Court Declines to Preclude “Eyes On” Review for Privilege

Good v. Am. Water Works Co., Inc., No. 2:14-01374, 2014 WL 5486827 (S.D. W. Va. Oct. 29, 2014)

In this case, the parties made an effort to “craft an agreement respecting the handling of attorney-client and work product information inadvertently disclosed,” but disagreed regarding the proper procedure for identifying privileged information.  Defendants sought to “’encourage the incorporation and employment of time-saving computer-assisted privilege review, while Plaintiffs propose[d] that the order limit privilege review to what a computer can accomplish, disallowing linear (aka ‘eyes on’) privilege review altogether.’”  The court agreed with the defendants and entered an order allowing both computer-assisted and linear review, but invited the plaintiffs to file a second motion should the defendants’ methodologies result in unacceptable delays.

Both parties sought to rely on different provisions in Fed. R. Evid. 502.  Defendants sought the entry of an order pursuant to Fed. R. Evid. 502(d), which would allow them to conduct “some level of human due diligence prior to disclosing vast amounts of information.” “They also appear[ed] to desire a more predictable clawback approach without facing the uncertainty inherent in the Rule 502(b) factoring analysis.” Plaintiffs “appear[ed] to recognize” the availability and force of a 502(d) order, but “believ[ed] it [was] essential to the efficient progress of the case that they receive ESI materials expeditiously under Rule 502(b) with its clawback provision affording protection to defendants from misuse of potentially privileged information and communication.”  Specifically, the plaintiffs indicated that they “were willing to agree to an order that provides that the privilege or protection will not be waived and that no other harm will come to the Defendants if Plaintiffs are permitted to see privileged or work product protected documents” and that they therefore  saw “no practical reason” for a manual review and “no very good reason for any kind of privilege review at all prior to production,” but were willing to agree to computer-assisted searches “as a compromise because those [were] unlikely to result in any significant delays.”  Plaintiffs further argued:

If the Defendants are worried about the sanctity of privileged and work product documents, rather than the practical effect of their momentary disclosure, then they are going to take reasonable steps to protect the sanctity of those documents anyway, and therefore they do not need any greater clawback protection than that provided by F.R.E. 502(b).

Reasoning that “defendants’ cautious approach is not prohibited by the text of Rule 502,” and that they “appear[ed] ready to move expeditiously in producing documents,” the court concluded that Defendants’ “desired approach [was] a reasonable one” and entered “their proposed 502(d) order.”  The court indicated its expectation, however, that the defendants would minimize delay and that disclosure would be “accomplished quickly.”  If it nonetheless became apparent that “undue delay [was] thwarting the progress of the case” and that compliance with the court’s deadlines was “threatened,” the court invited Plaintiffs to file another motion, which would be heard on a priority basis.

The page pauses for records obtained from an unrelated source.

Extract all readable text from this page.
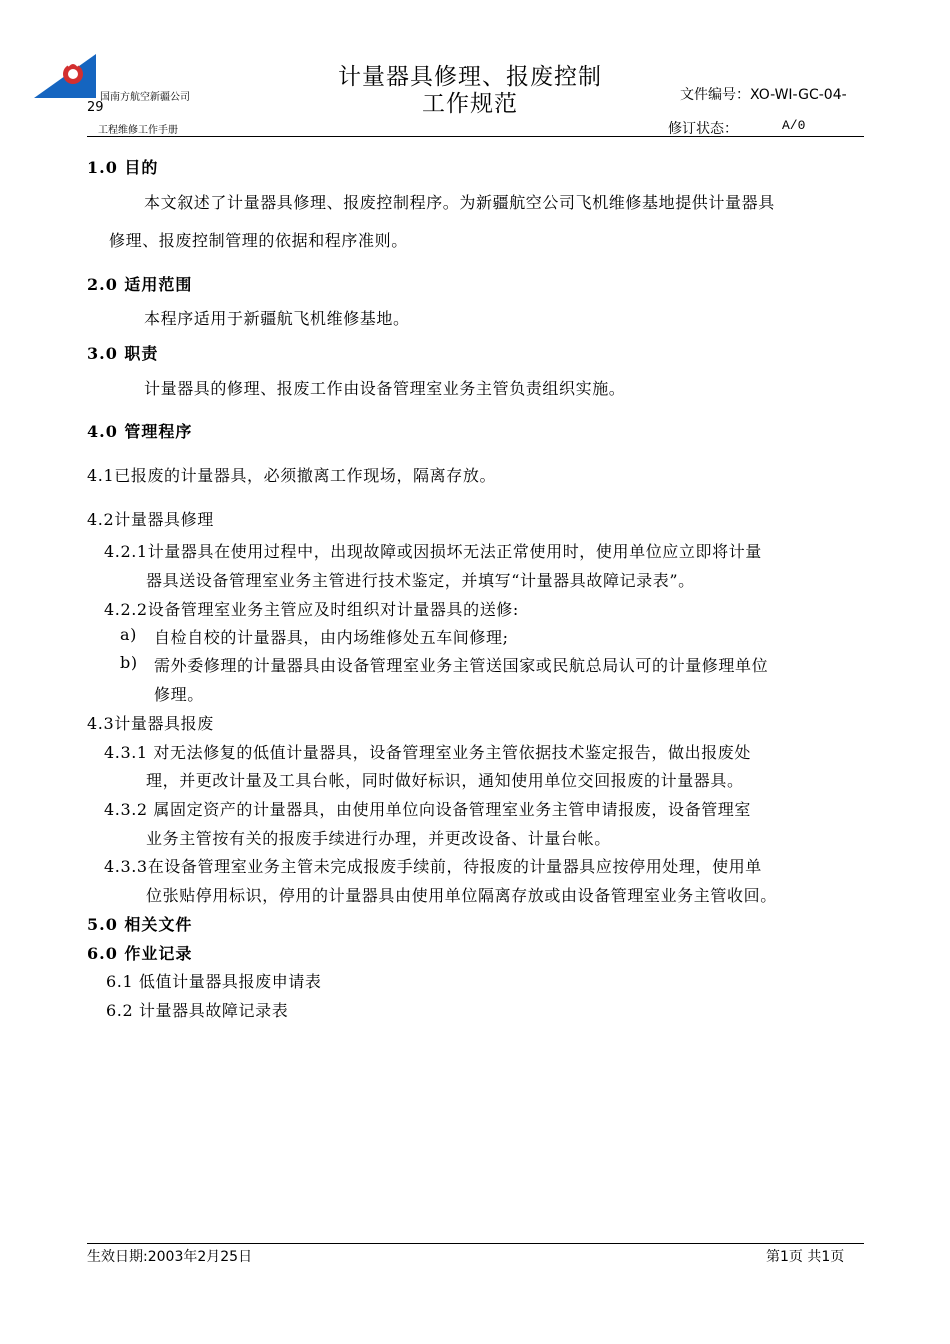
国南方航空新疆公司
29
工程维修工作手册
计量器具修理、报废控制
工作规范	文件编号：XO-WI-GC-04-
修订状态：	A/0
1.0 目的
本文叙述了计量器具修理、报废控制程序。为新疆航空公司飞机维修基地提供计量器具
修理、报废控制管理的依据和程序准则。
2.0 适用范围
本程序适用于新疆航飞机维修基地。
3.0 职责
计量器具的修理、报废工作由设备管理室业务主管负责组织实施。
4.0 管理程序
4.1已报废的计量器具，必须撤离工作现场，隔离存放。
4.2计量器具修理
4.2.1计量器具在使用过程中，出现故障或因损坏无法正常使用时，使用单位应立即将计量
器具送设备管理室业务主管进行技术鉴定，并填写“计量器具故障记录表”。
4.2.2设备管理室业务主管应及时组织对计量器具的送修:
a) 自检自校的计量器具，由内场维修处五车间修理;
b) 需外委修理的计量器具由设备管理室业务主管送国家或民航总局认可的计量修理单位
修理。
4.3计量器具报废
4.3.1 对无法修复的低值计量器具，设备管理室业务主管依据技术鉴定报告，做出报废处
理，并更改计量及工具台帐，同时做好标识，通知使用单位交回报废的计量器具。
4.3.2 属固定资产的计量器具，由使用单位向设备管理室业务主管申请报废，设备管理室
业务主管按有关的报废手续进行办理，并更改设备、计量台帐。
4.3.3在设备管理室业务主管未完成报废手续前，待报废的计量器具应按停用处理，使用单
位张贴停用标识，停用的计量器具由使用单位隔离存放或由设备管理室业务主管收回。
5.0 相关文件
6.0 作业记录
6.1 低值计量器具报废申请表
6.2 计量器具故障记录表
生效日期:2003年2月25日	第1页 共1页
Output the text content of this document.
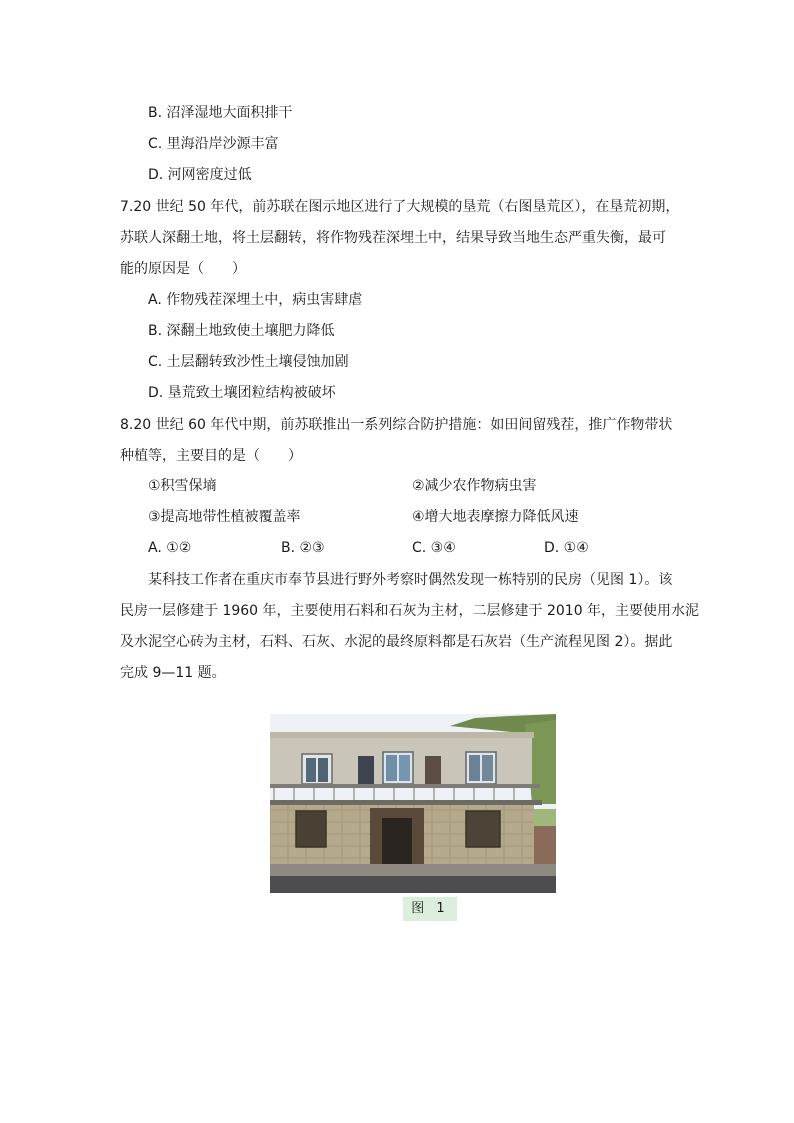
B. 沼泽湿地大面积排干
C. 里海沿岸沙源丰富
D. 河网密度过低
7.20 世纪 50 年代，前苏联在图示地区进行了大规模的垦荒（右图垦荒区），在垦荒初期，
苏联人深翻土地，将土层翻转，将作物残茬深埋土中，结果导致当地生态严重失衡，最可
能的原因是（　　）
A. 作物残茬深埋土中，病虫害肆虐
B. 深翻土地致使土壤肥力降低
C. 土层翻转致沙性土壤侵蚀加剧
D. 垦荒致土壤团粒结构被破坏
8.20 世纪 60 年代中期，前苏联推出一系列综合防护措施：如田间留残茬，推广作物带状
种植等，主要目的是（　　）
①积雪保墒	②减少农作物病虫害
③提高地带性植被覆盖率	④增大地表摩擦力降低风速
A. ①②	B. ②③	C. ③④	D. ①④
某科技工作者在重庆市奉节县进行野外考察时偶然发现一栋特别的民房（见图 1）。该
民房一层修建于 1960 年，主要使用石料和石灰为主材，二层修建于 2010 年，主要使用水泥
及水泥空心砖为主材，石料、石灰、水泥的最终原料都是石灰岩（生产流程见图 2）。据此
完成 9—11 题。
图 1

A full copy of the court’s opinion is available here.

The 2014 ABA Journal Blawg 100: Vote for Your Favorites Now!

The ABA Journal’s Annual Blawg 100 list was released yesterday and we are pleased to report that the Electronic Discovery Law blog was nominated in the Legal Tech category!  The public is now invited to weigh in on the nominees by voting for their favorite in each category.  To vote, click on the “Vote for your Favorites” banner below, and register to cast your vote for your favorite blogs.  The polls close on December 19, 2014.

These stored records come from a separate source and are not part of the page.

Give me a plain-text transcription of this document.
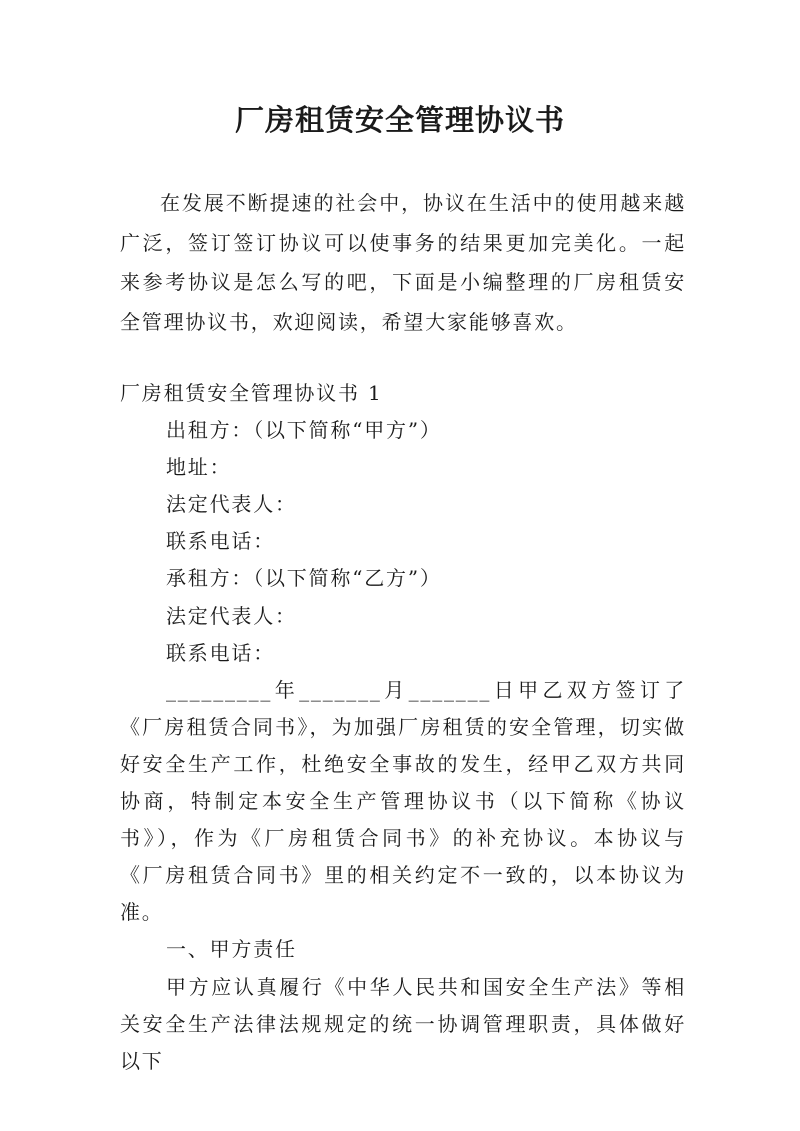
厂房租赁安全管理协议书
在发展不断提速的社会中，协议在生活中的使用越来越广泛，签订签订协议可以使事务的结果更加完美化。一起来参考协议是怎么写的吧，下面是小编整理的厂房租赁安全管理协议书，欢迎阅读，希望大家能够喜欢。

厂房租赁安全管理协议书 1

出租方：（以下简称“甲方”）

地址：

法定代表人：

联系电话：

承租方：（以下简称“乙方”）

法定代表人：

联系电话：

_________年_______月_______日甲乙双方签订了《厂房租赁合同书》，为加强厂房租赁的安全管理，切实做好安全生产工作，杜绝安全事故的发生，经甲乙双方共同协商，特制定本安全生产管理协议书（以下简称《协议书》），作为《厂房租赁合同书》的补充协议。本协议与《厂房租赁合同书》里的相关约定不一致的，以本协议为准。

一、甲方责任

甲方应认真履行《中华人民共和国安全生产法》等相关安全生产法律法规规定的统一协调管理职责，具体做好以下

Considering Motion to Compel, Court Asks Whether Discovery Responses have been “Fair”

Finjan, Inc. v. Blue Coat Sys., Inc., No. 5:13-cv-03999-BLF, 2014 WL 5321095 (N.D. Cal. Oct. 17, 2014)

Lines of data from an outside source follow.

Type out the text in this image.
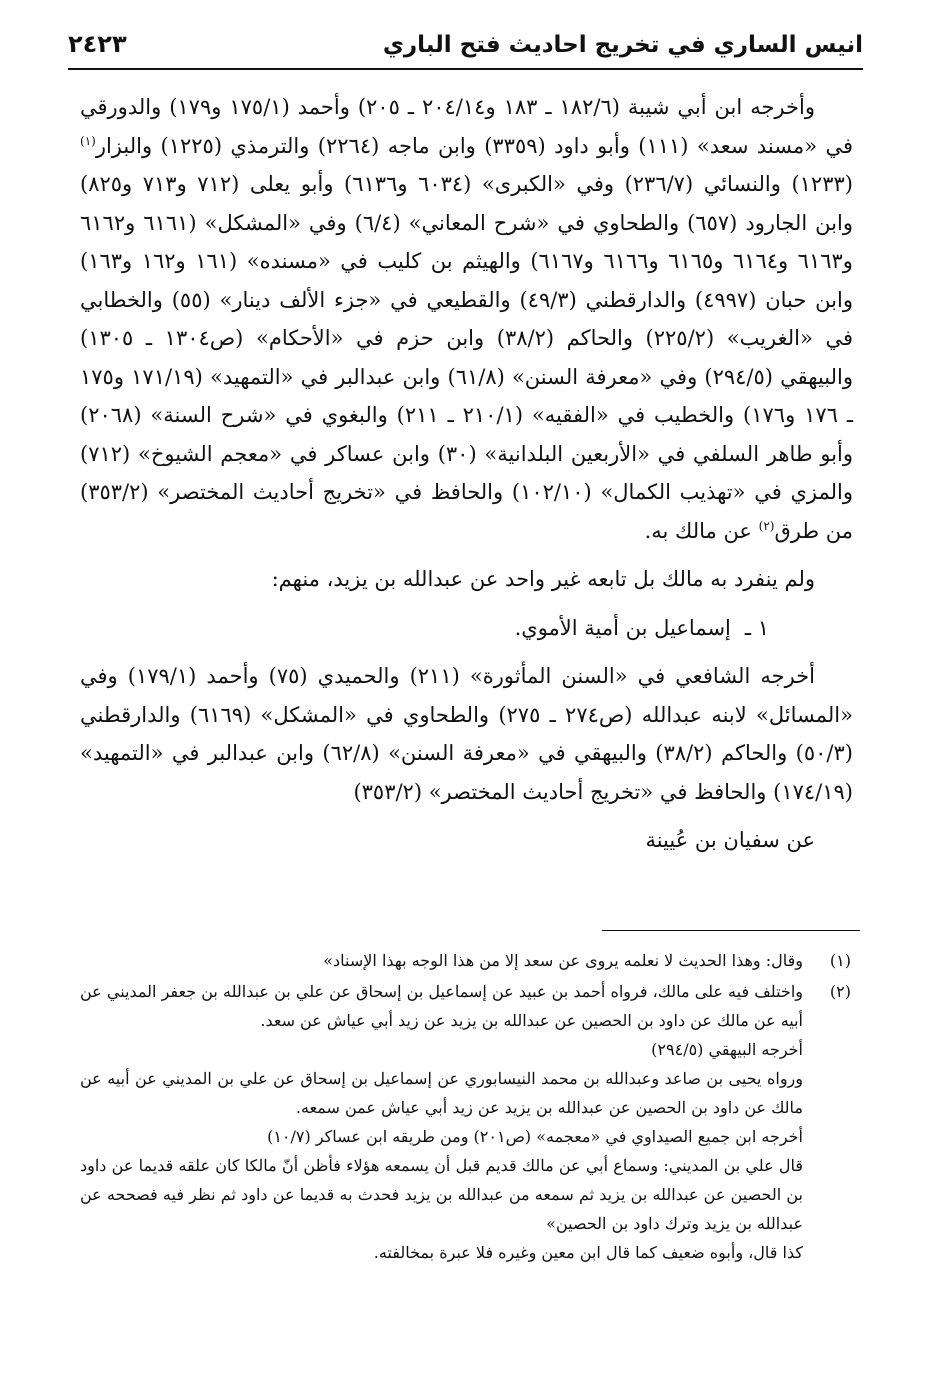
انيس الساري في تخريج احاديث فتح الباري
٢٤٢٣

وأخرجه ابن أبي شيبة (١٨٢/٦ ـ ١٨٣ و٢٠٤/١٤ ـ ٢٠٥) وأحمد (١٧٥/١ و١٧٩) والدورقي في «مسند سعد» (١١١) وأبو داود (٣٣٥٩) وابن ماجه (٢٢٦٤) والترمذي (١٢٢٥) والبزار$^{(١)}$ (١٢٣٣) والنسائي (٢٣٦/٧) وفي «الكبرى» (٦٠٣٤ و٦١٣٦) وأبو يعلى (٧١٢ و٧١٣ و٨٢٥) وابن الجارود (٦٥٧) والطحاوي في «شرح المعاني» (٦/٤) وفي «المشكل» (٦١٦١ و٦١٦٢ و٦١٦٣ و٦١٦٤ و٦١٦٥ و٦١٦٦ و٦١٦٧) والهيثم بن كليب في «مسنده» (١٦١ و١٦٢ و١٦٣) وابن حبان (٤٩٩٧) والدارقطني (٤٩/٣) والقطيعي في «جزء الألف دينار» (٥٥) والخطابي في «الغريب» (٢٢٥/٢) والحاكم (٣٨/٢) وابن حزم في «الأحكام» (ص١٣٠٤ ـ ١٣٠٥) والبيهقي (٢٩٤/٥) وفي «معرفة السنن» (٦١/٨) وابن عبدالبر في «التمهيد» (١٧١/١٩ و١٧٥ ـ ١٧٦ و١٧٦) والخطيب في «الفقيه» (٢١٠/١ ـ ٢١١) والبغوي في «شرح السنة» (٢٠٦٨) وأبو طاهر السلفي في «الأربعين البلدانية» (٣٠) وابن عساكر في «معجم الشيوخ» (٧١٢) والمزي في «تهذيب الكمال» (١٠٢/١٠) والحافظ في «تخريج أحاديث المختصر» (٣٥٣/٢) من طرق$^{(٢)}$ عن مالك به.

ولم ينفرد به مالك بل تابعه غير واحد عن عبدالله بن يزيد، منهم:

١ ـ
إسماعيل بن أمية الأموي.

أخرجه الشافعي في «السنن المأثورة» (٢١١) والحميدي (٧٥) وأحمد (١٧٩/١) وفي «المسائل» لابنه عبدالله (ص٢٧٤ ـ ٢٧٥) والطحاوي في «المشكل» (٦١٦٩) والدارقطني (٥٠/٣) والحاكم (٣٨/٢) والبيهقي في «معرفة السنن» (٦٢/٨) وابن عبدالبر في «التمهيد» (١٧٤/١٩) والحافظ في «تخريج أحاديث المختصر» (٣٥٣/٢)

عن سفيان بن عُيينة

(١)
وقال: وهذا الحديث لا نعلمه يروى عن سعد إلا من هذا الوجه بهذا الإسناد»
(٢)
واختلف فيه على مالك، فرواه أحمد بن عبيد عن إسماعيل بن إسحاق عن علي بن عبدالله بن جعفر المديني عن أبيه عن مالك عن داود بن الحصين عن عبدالله بن يزيد عن زيد أبي عياش عن سعد.
أخرجه البيهقي (٢٩٤/٥)
ورواه يحيى بن صاعد وعبدالله بن محمد النيسابوري عن إسماعيل بن إسحاق عن علي بن المديني عن أبيه عن مالك عن داود بن الحصين عن عبدالله بن يزيد عن زيد أبي عياش عمن سمعه.
أخرجه ابن جميع الصيداوي في «معجمه» (ص٢٠١) ومن طريقه ابن عساكر (١٠/٧)
قال علي بن المديني: وسماع أبي عن مالك قديم قبل أن يسمعه هؤلاء فأظن أنّ مالكا كان علقه قديما عن داود بن الحصين عن عبدالله بن يزيد ثم سمعه من عبدالله بن يزيد فحدث به قديما عن داود ثم نظر فيه فصححه عن عبدالله بن يزيد وترك داود بن الحصين»
كذا قال، وأبوه ضعيف كما قال ابن معين وغيره فلا عبرة بمخالفته.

In this patent infringement case, Defendant objected to “producing custodial email from archival systems when [the Plaintiff] is not able to do the same in return.”  Plaintiff filed a motion to compel.  In assessing the motion, the court recognized potential limitations on discovery, pursuant to Fed. R. Civ. P. 26(b)(2)(C)(iii).  The court indicated that, “[r]educed to its essence, Rule 26(b)(2)(iii) [sic] requires this court to decide: have Blue Coat’s discovery responses been fair?”  In response, the court concluded that the defendant’s responses had “largely been fair, but not entirely.”  Turning specifically to the question of custodial emails, the court reasoned:

Where Blue Coat has been less than fair is with respect to archival email for its eight custodians. Blue Coat may largely be in the right that it should not have to dig through legacy systems when Finjan is unable to the same for its custodians. But one party’s discovery shortcomings are rarely enough to justify another’s. And here, at least with respect to documents mentioning Finjan—the one specific category of documents Finjan could identify that it needed from archived email—Finjan’s request is reasonable.

A full copy of the court’s opinion is available here.